Inter-Thread Communication using Lock-Free Algorithms

In his blog Martin Fowler discusses the LMAX architecture, a high throughput retail financial trading platform. A remarkable detail of the architecture is the central business logic processor, which is implemented as a single threaded Java program. The supporting pre- and post-processing is running as a multi threaded application using lock-free ring buffers.

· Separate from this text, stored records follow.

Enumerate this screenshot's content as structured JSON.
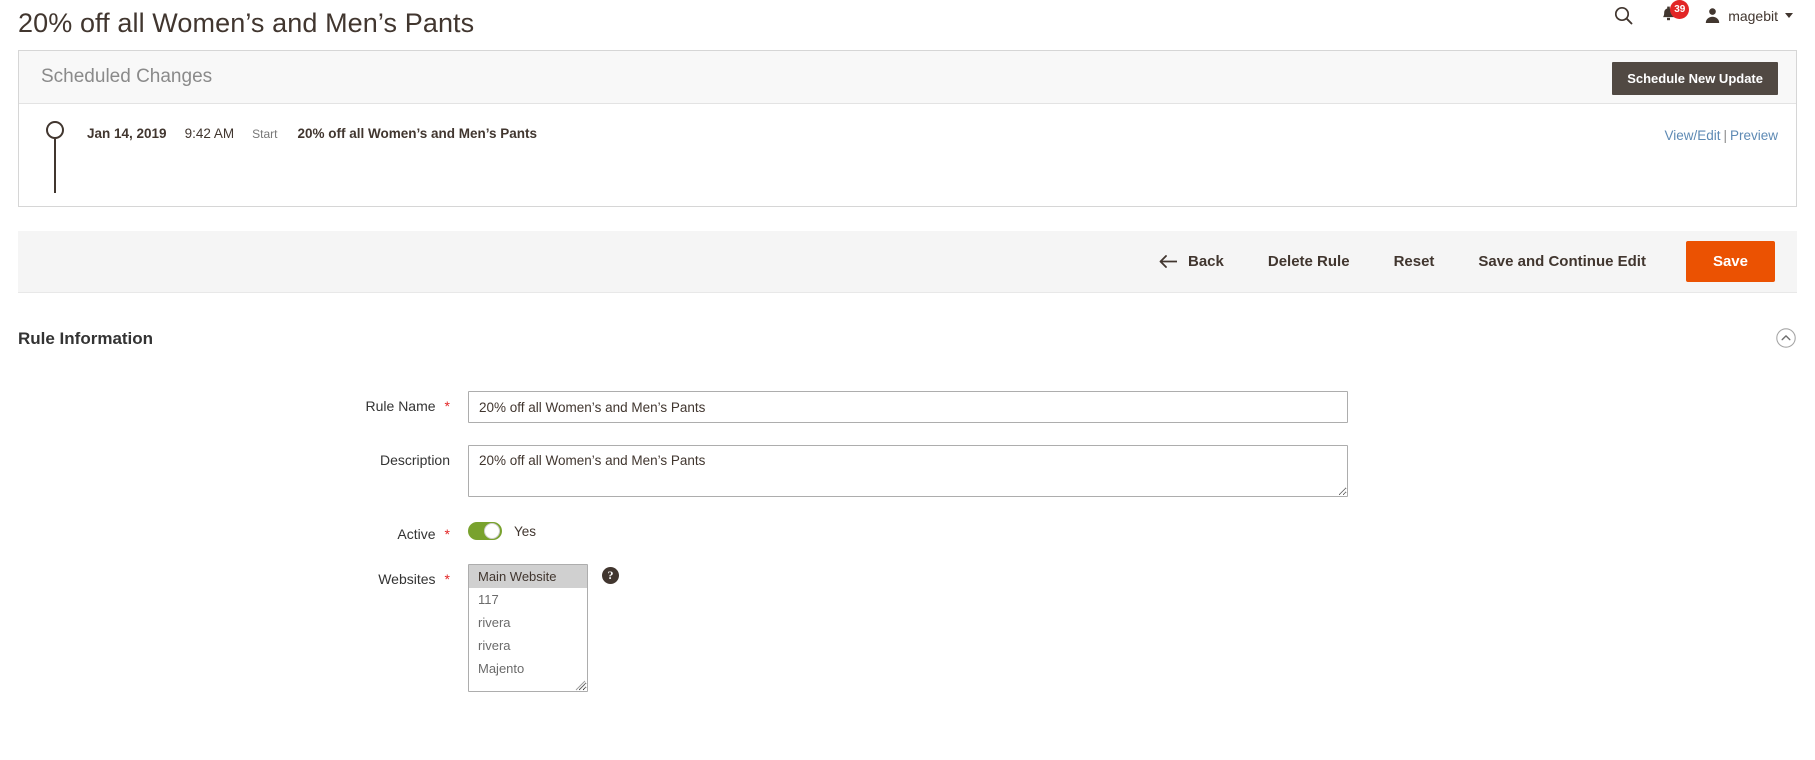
{
  "header": {
    "page_title": "20% off all Women’s and Men’s Pants",
    "search_icon": "search-icon",
    "notifications_icon": "bell-icon",
    "notifications_count": "39",
    "user_icon": "user-avatar-icon",
    "user_name": "magebit",
    "caret_icon": "chevron-down-icon"
  },
  "scheduled_changes": {
    "title": "Scheduled Changes",
    "new_update_button": "Schedule New Update",
    "entries": [
      {
        "date": "Jan 14, 2019",
        "time": "9:42 AM",
        "type": "Start",
        "name": "20% off all Women’s and Men’s Pants",
        "view_edit_link": "View/Edit",
        "separator": "|",
        "preview_link": "Preview"
      }
    ]
  },
  "actions": {
    "back": "Back",
    "back_icon": "arrow-left-icon",
    "delete_rule": "Delete Rule",
    "reset": "Reset",
    "save_and_continue": "Save and Continue Edit",
    "save": "Save",
    "save_color": "#eb5202"
  },
  "rule_information": {
    "section_title": "Rule Information",
    "collapse_icon": "chevron-up-circle-icon",
    "fields": {
      "rule_name": {
        "label": "Rule Name",
        "required": "*",
        "value": "20% off all Women’s and Men’s Pants",
        "placeholder": ""
      },
      "description": {
        "label": "Description",
        "required": "",
        "value": "20% off all Women’s and Men’s Pants",
        "placeholder": ""
      },
      "active": {
        "label": "Active",
        "required": "*",
        "state_label": "Yes",
        "toggle_color": "#79a22e"
      },
      "websites": {
        "label": "Websites",
        "required": "*",
        "help_icon": "question-mark-icon",
        "options": [
          {
            "label": "Main Website",
            "selected": true
          },
          {
            "label": "117",
            "selected": false
          },
          {
            "label": "rivera",
            "selected": false
          },
          {
            "label": "rivera",
            "selected": false
          },
          {
            "label": "Majento",
            "selected": false
          }
        ]
      }
    }
  }
}
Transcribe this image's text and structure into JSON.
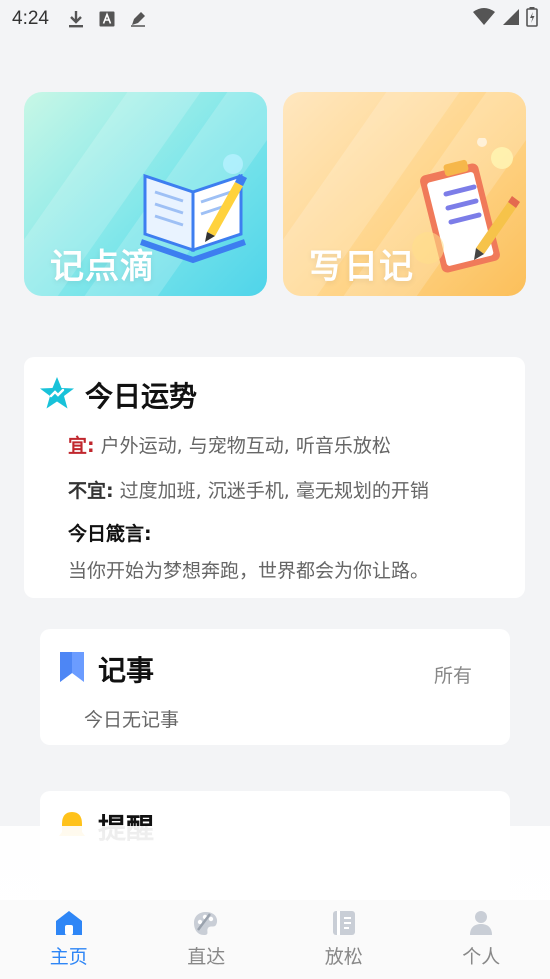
{
  "status": {
    "time": "4:24",
    "left_icons": [
      "download-icon",
      "a-badge-icon",
      "edit-pencil-icon"
    ],
    "right_icons": [
      "wifi-icon",
      "cellular-icon",
      "battery-icon"
    ]
  },
  "top_cards": {
    "note": {
      "label": "记点滴",
      "icon": "open-book-pen-icon"
    },
    "diary": {
      "label": "写日记",
      "icon": "clipboard-pencil-icon"
    }
  },
  "fortune": {
    "title": "今日运势",
    "icon": "star-icon",
    "good_label": "宜:",
    "good_text": "户外运动, 与宠物互动, 听音乐放松",
    "bad_label": "不宜:",
    "bad_text": "过度加班, 沉迷手机, 毫无规划的开销",
    "motto_label": "今日箴言:",
    "motto_text": "当你开始为梦想奔跑，世界都会为你让路。"
  },
  "notes": {
    "title": "记事",
    "icon": "bookmark-icon",
    "all_label": "所有",
    "empty_text": "今日无记事"
  },
  "reminder": {
    "title": "提醒",
    "icon": "bell-icon"
  },
  "nav": [
    {
      "label": "主页",
      "icon": "home-icon",
      "active": true
    },
    {
      "label": "直达",
      "icon": "palette-icon",
      "active": false
    },
    {
      "label": "放松",
      "icon": "notebook-icon",
      "active": false
    },
    {
      "label": "个人",
      "icon": "person-icon",
      "active": false
    }
  ],
  "colors": {
    "accent": "#2e86f6",
    "good": "#c0272d",
    "star": "#18c2d9"
  }
}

In general lock-free algorithms are implemented using atomic read-modify-write primitives which are provided by modern CPUs. Probably the most used lock-free algorithm in the boost library is the reference counting in boost::shared_ptr. On popular hardware platforms these reference count updates are based on atomic increments/decrements usingĀ  compare-and-swap (CAS) operations. The performance improvements over normal mutex exclusion locks are significant as the following little experiment shows. Basis for this experiment is a function which increments an integer counter 500 million times in a loop [1]. This loop is carried out in

  • simple single threaded loop
  • single thread loop using atomic increments
  • single thread loop acquiring a mutex exclusion lock for every pass.
  • two threads using atomic increments
  • two threads using mutex exclusion locks

A Java and the C++ implementation is available here. The Java code uses the package java.util.concurrent.atomic and the C++ code uses boost::detail::atomic_count to implement the atomic increments. The run times are measured on a Core i3@3GHz.

Lock-free algorithms are difficult to implement and to debug. Tim Blechmann has written a little gem library boost::lockfree (Parts of the library are now in the boost release 1.53.0). Among others this library contains a wait-free single-producer/single-consumer ring buffer. This ring buffer is e.g. tailor-made to separate the Monte-Carlo path generation from the pricing of a derivate. With a few lines of code the path generation can then run in a different thread.

The code available here contains a BufferedDataFactory based on the boost::lockfree::ringbuffer class and a slightly modified version of the QuantLib test case HybridHestonHullWhiteProcessTest::testZeroBondPricing. In this version of the test case the path generation is running in a separated thread and uses the BufferedDataFactory to hand over the data to the pricing thread.

[1] Disruptor: High performance alternative to bounded queues for exchanging data between concurrent threads.